Desde el 1 de abril el país inició la aplicación de la cuarta vacuna, o segundo refuerzo, contra el COVID-19 a personas mayores de 50 años y a los grupos de riesgo. En cambio el mundo, discute si se debe colocar a toda la población.
En el país la aplicación de la dosis de refuerzo contra el COVID-19 inició hace seis meses y la cobertura de esta aun no llega ni al 40%. Sin embargo, el Ministerio de Salud empezó el 1 de abril la administración de una cuarta dosis de la vacuna.
Esta cuarta dosis se aplica a personas desde los 50 años, mayores de 12 años con inmunosupresión moderada o severa y población priorizada, entre los que están el personal de salud, bomberos, policías, Fuerzas Armadas, entre otros.
Para la aplicación de este segundo refuerzo el l Ministerio se basa en un estudio de Israel, dicho estudio determinó que pasados de cuatro a cinco meses de la tercera dosis, la aplicación de una cuarta mejora la respuesta inmune y restaura los anticuerpos a niveles máximos.
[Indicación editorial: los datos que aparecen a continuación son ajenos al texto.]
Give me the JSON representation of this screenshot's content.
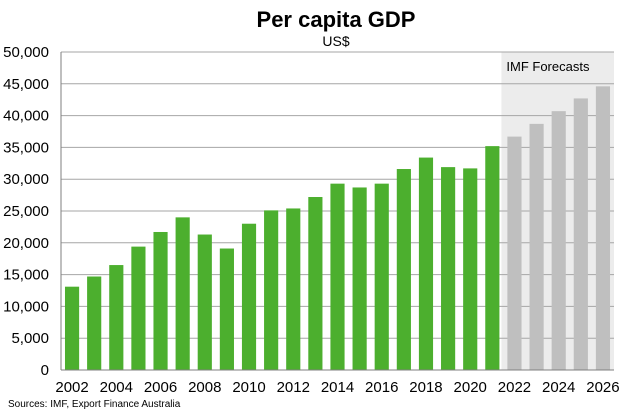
{
  "chart_data": {
    "type": "bar",
    "title": "Per capita GDP",
    "subtitle": "US$",
    "xlabel": "",
    "ylabel": "",
    "ylim": [
      0,
      50000
    ],
    "y_ticks": [
      "0",
      "5,000",
      "10,000",
      "15,000",
      "20,000",
      "25,000",
      "30,000",
      "35,000",
      "40,000",
      "45,000",
      "50,000"
    ],
    "x_tick_labels": [
      "2002",
      "2004",
      "2006",
      "2008",
      "2010",
      "2012",
      "2014",
      "2016",
      "2018",
      "2020",
      "2022",
      "2024",
      "2026"
    ],
    "categories": [
      "2002",
      "2003",
      "2004",
      "2005",
      "2006",
      "2007",
      "2008",
      "2009",
      "2010",
      "2011",
      "2012",
      "2013",
      "2014",
      "2015",
      "2016",
      "2017",
      "2018",
      "2019",
      "2020",
      "2021",
      "2022",
      "2023",
      "2024",
      "2025",
      "2026"
    ],
    "values": [
      13100,
      14700,
      16500,
      19400,
      21700,
      24000,
      21300,
      19100,
      23000,
      25100,
      25400,
      27200,
      29300,
      28700,
      29300,
      31600,
      33400,
      31900,
      31700,
      35200,
      36700,
      38700,
      40700,
      42700,
      44600
    ],
    "forecast_start": "2022",
    "forecast_label": "IMF Forecasts",
    "grid": true,
    "legend": "none",
    "colors": {
      "actual": "#4caf2e",
      "forecast": "#bfbfbf",
      "forecast_shade": "#ececec",
      "grid": "#a6a6a6"
    }
  },
  "source_note": "Sources: IMF, Export Finance Australia"
}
Aunque esta dosis está pensada para los grupos mencionados en un momento determinado se extenderá a toda la población.
La ministra de Salud, Ximena Garzón, dijo -en su último informe- que todos quienes hayan cumplido cinco meses “vamos a tener que vacunarnos hasta que en el mercado ya aparezca o se comercialice una para la enfermedad endémica”. Según ella, este biológico está en desarrollo y posiblemente estará disponible entre agosto y septiembre. Se volverá anual o similar a la que se coloca contra la influenza, es decir, estacional.
“Hasta eso continuaremos vacunando cada cinco meses para asegurar que la población está protegida”, comentó Garzón.